Capítulo II: Los pros y las contras.
En
la época en que se produjeron estos acontecimientos me hallaba yo de regreso de
una exploración científica emprendida en las malas tierras de Nebraska, en los
Estados Unidos. En mi calidad de profesor suplente del Museo de Historia
Natural de París, el gobierno francés me había delegado a esa expedición. Tras
haber pasado seis meses en Nebraska, llegué a Nueva York, cargado de preciosas
colecciones, hacia finales de marzo. Mi regreso a Francia estaba fijado para
los primeros días de mayo. En espera del momento de partir, me ocupaba en
clasificar mis riquezas mineralógicas, botánicas y zoológicas. Fue entonces
cuando se produjo el incidente del Scotia.
Estaba
yo perfectamente al corriente de la cuestión que dominaba la actualidad. ¿Cómo
podría no estarlo? Había leído y releído todos los diarios americanos y
europeos, pero en vano. El misterio me intrigaba. En la imposibilidad de
formarme una opinión, oscilaba de un extremo a otro. Que algo había, era
indudable, y a los incrédulos se les invitaba a poner el dedo en la llaga del Scotia.
A
mi llegada a Nueva York, el problema estaba más candente que nunca. La hipótesis
del islote flotante, del escollo inaprehensible, sostenida por algunas personas
poco competentes, había quedado abandonada ya. Porque, en efecto, ¿cómo
hubiera podido un escollo desplazarse con tan prodigiosa rapidez sin una
máquina en su interior? Esa rapidez en sus desplazamientos es lo que hizo
asimismo rechazar la existencia de un casco flotante, del enorme resto de un
naufragio.
Quedaban,
pues, tan sólo dos soluciones posibles al problema, soluciones que congregaban
a dos bandos bien diferenciados: de una parte, los que creían en un monstruo
de una fuerza colosal, y de otra, los que se pronunciaban por un barco
«submarino» de una gran potencia motriz.
Ahora
bien, esta última hipótesis, admisible después de todo, no pudo resistir a las
investigaciones efectuadas en los dos mundos. Era poco probable que un simple
particular tuviera a su disposición un ingenio mecánico de esa naturaleza.

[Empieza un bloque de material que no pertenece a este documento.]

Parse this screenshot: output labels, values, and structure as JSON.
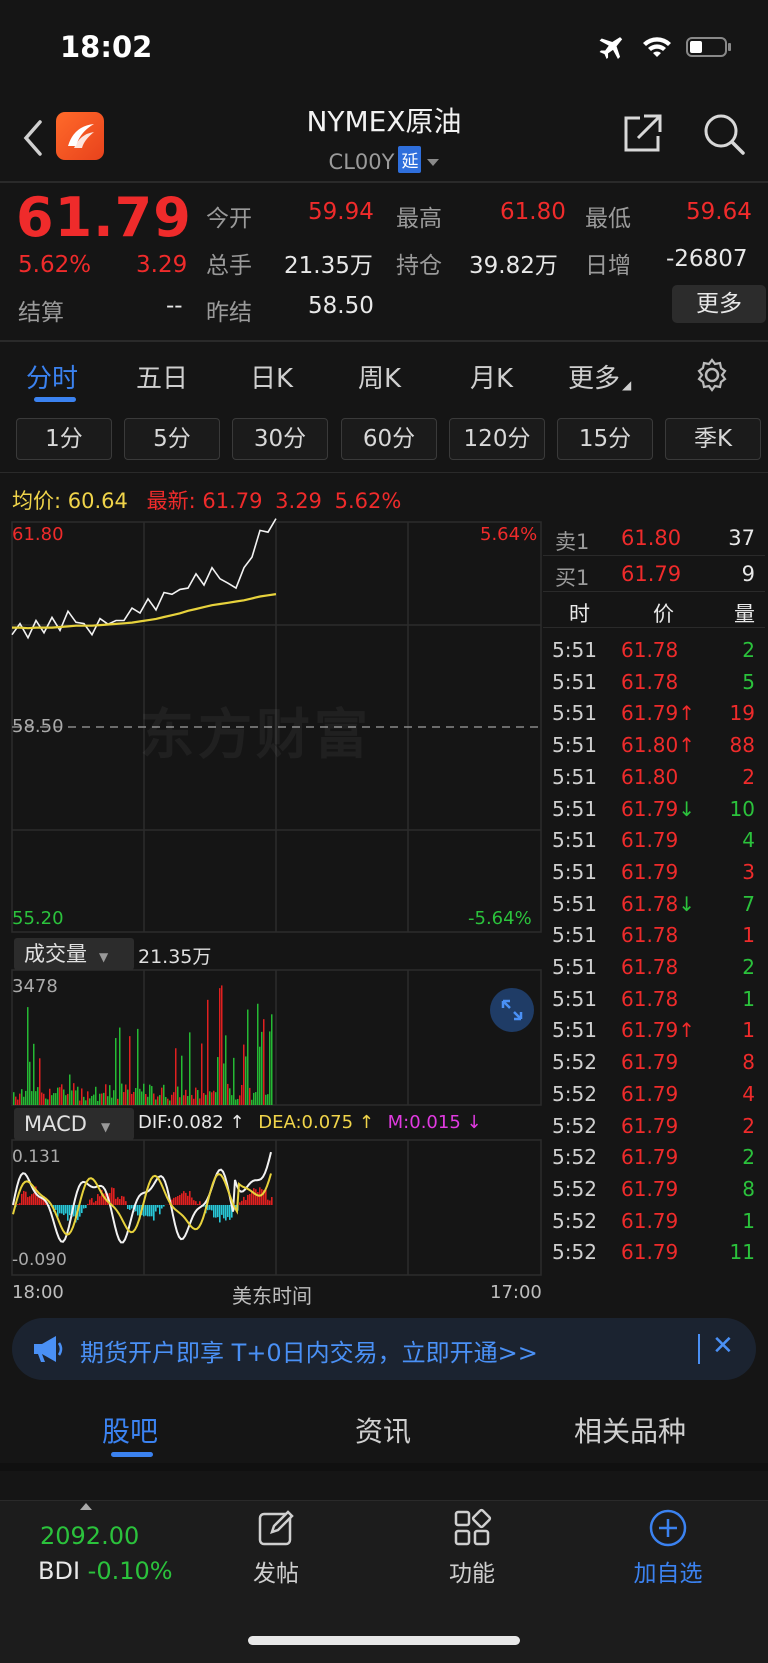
{
  "status": {
    "time": "18:02"
  },
  "header": {
    "title": "NYMEX原油",
    "code": "CL00Y",
    "badge": "延"
  },
  "quote": {
    "price": "61.79",
    "change_pct": "5.62%",
    "change": "3.29",
    "settle_label": "结算",
    "settle_value": "--",
    "fields": [
      {
        "label": "今开",
        "value": "59.94",
        "color": "red"
      },
      {
        "label": "最高",
        "value": "61.80",
        "color": "red"
      },
      {
        "label": "最低",
        "value": "59.64",
        "color": "red"
      },
      {
        "label": "总手",
        "value": "21.35万",
        "color": "white"
      },
      {
        "label": "持仓",
        "value": "39.82万",
        "color": "white"
      },
      {
        "label": "日增",
        "value": "-26807",
        "color": "white"
      },
      {
        "label": "昨结",
        "value": "58.50",
        "color": "white"
      }
    ],
    "more_label": "更多"
  },
  "main_tabs": [
    "分时",
    "五日",
    "日K",
    "周K",
    "月K",
    "更多"
  ],
  "period_tabs": [
    "1分",
    "5分",
    "30分",
    "60分",
    "120分",
    "15分",
    "季K"
  ],
  "avg_row": {
    "avg_label": "均价:",
    "avg_value": "60.64",
    "latest_label": "最新:",
    "latest_value": "61.79",
    "latest_change": "3.29",
    "latest_pct": "5.62%"
  },
  "chart": {
    "price_top": "61.80",
    "price_mid": "58.50",
    "price_bot": "55.20",
    "pct_top": "5.64%",
    "pct_bot": "-5.64%",
    "watermark": "东方财富",
    "volume_label": "成交量",
    "volume_total": "21.35万",
    "volume_max": "3478",
    "macd_label": "MACD",
    "dif": "DIF:0.082 ↑",
    "dea": "DEA:0.075 ↑",
    "m": "M:0.015 ↓",
    "macd_max": "0.131",
    "macd_min": "-0.090",
    "x_left": "18:00",
    "x_mid": "美东时间",
    "x_right": "17:00"
  },
  "chart_data": {
    "type": "line",
    "xlabel": "美东时间",
    "ylim": [
      55.2,
      61.8
    ],
    "series": [
      {
        "values": [
          60.05,
          60.1,
          60.0,
          60.15,
          60.08,
          60.2,
          60.12,
          60.3,
          60.25,
          60.1,
          60.05,
          60.18,
          60.22,
          60.15,
          60.28,
          60.35,
          60.4,
          60.5,
          60.45,
          60.6,
          60.7,
          60.65,
          60.8,
          60.9,
          60.85,
          61.0,
          60.95,
          60.75,
          60.8,
          61.0,
          61.3,
          61.6,
          61.7,
          61.79
        ]
      },
      {
        "values": [
          60.1,
          60.1,
          60.09,
          60.1,
          60.1,
          60.1,
          60.11,
          60.12,
          60.13,
          60.13,
          60.13,
          60.14,
          60.15,
          60.16,
          60.17,
          60.18,
          60.2,
          60.22,
          60.24,
          60.27,
          60.3,
          60.33,
          60.37,
          60.4,
          60.43,
          60.46,
          60.48,
          60.5,
          60.52,
          60.54,
          60.57,
          60.6,
          60.62,
          60.64
        ]
      }
    ]
  },
  "order_book": {
    "asks": [
      {
        "label": "卖1",
        "price": "61.80",
        "vol": "37"
      }
    ],
    "bids": [
      {
        "label": "买1",
        "price": "61.79",
        "vol": "9"
      }
    ],
    "headers": [
      "时",
      "价",
      "量"
    ],
    "ticks": [
      {
        "t": "5:51",
        "p": "61.78",
        "v": "2",
        "arrow": "",
        "vc": "green"
      },
      {
        "t": "5:51",
        "p": "61.78",
        "v": "5",
        "arrow": "",
        "vc": "green"
      },
      {
        "t": "5:51",
        "p": "61.79↑",
        "v": "19",
        "arrow": "",
        "vc": "red"
      },
      {
        "t": "5:51",
        "p": "61.80↑",
        "v": "88",
        "arrow": "",
        "vc": "red"
      },
      {
        "t": "5:51",
        "p": "61.80",
        "v": "2",
        "arrow": "",
        "vc": "red"
      },
      {
        "t": "5:51",
        "p": "61.79↓",
        "v": "10",
        "arrow": "",
        "vc": "green"
      },
      {
        "t": "5:51",
        "p": "61.79",
        "v": "4",
        "arrow": "",
        "vc": "green"
      },
      {
        "t": "5:51",
        "p": "61.79",
        "v": "3",
        "arrow": "",
        "vc": "red"
      },
      {
        "t": "5:51",
        "p": "61.78↓",
        "v": "7",
        "arrow": "",
        "vc": "green"
      },
      {
        "t": "5:51",
        "p": "61.78",
        "v": "1",
        "arrow": "",
        "vc": "red"
      },
      {
        "t": "5:51",
        "p": "61.78",
        "v": "2",
        "arrow": "",
        "vc": "green"
      },
      {
        "t": "5:51",
        "p": "61.78",
        "v": "1",
        "arrow": "",
        "vc": "green"
      },
      {
        "t": "5:51",
        "p": "61.79↑",
        "v": "1",
        "arrow": "",
        "vc": "red"
      },
      {
        "t": "5:52",
        "p": "61.79",
        "v": "8",
        "arrow": "",
        "vc": "red"
      },
      {
        "t": "5:52",
        "p": "61.79",
        "v": "4",
        "arrow": "",
        "vc": "red"
      },
      {
        "t": "5:52",
        "p": "61.79",
        "v": "2",
        "arrow": "",
        "vc": "red"
      },
      {
        "t": "5:52",
        "p": "61.79",
        "v": "2",
        "arrow": "",
        "vc": "green"
      },
      {
        "t": "5:52",
        "p": "61.79",
        "v": "8",
        "arrow": "",
        "vc": "green"
      },
      {
        "t": "5:52",
        "p": "61.79",
        "v": "1",
        "arrow": "",
        "vc": "green"
      },
      {
        "t": "5:52",
        "p": "61.79",
        "v": "11",
        "arrow": "",
        "vc": "green"
      }
    ]
  },
  "banner": {
    "text": "期货开户即享 T+0日内交易，立即开通>>",
    "close": "✕"
  },
  "lower_tabs": [
    "股吧",
    "资讯",
    "相关品种"
  ],
  "bottom_nav": {
    "bdi_value": "2092.00",
    "bdi_label": "BDI",
    "bdi_pct": "-0.10%",
    "items": [
      "发帖",
      "功能",
      "加自选"
    ]
  }
}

¿Dónde y cuándo hubiera podido construirlo, y cómo hubiera podido mantener en
secreto su construcción?
Únicamente
un gobierno podía poseer una máquina destructiva semejante. En estos
desastrosos tiempos en los que el hombre se esfuerza por aumentar la potencia
de las armas de guerra es posible que un Estado trate de construir en secreto
un arma semejante. Después de los fusiles «chassepot», los torpedos; después
de los torpedos, los arietes submarinos; después de éstos .... la reacción. Al
menos, así puede esperarse.
Pero
hubo de abandonarse también la hipótesis de una máquina de guerra, ante las
declaraciones de los gobiernos. Tratándose de una cuestión de interés público,
puesto que afectaba a las comunicaciones transoceánicas, la sinceridad de los
gobiernos no podía ser puesta en duda. Además, ¿cómo podía admitirse que la
construcción de ese barco submarino hubiera escapado a los ojos del público?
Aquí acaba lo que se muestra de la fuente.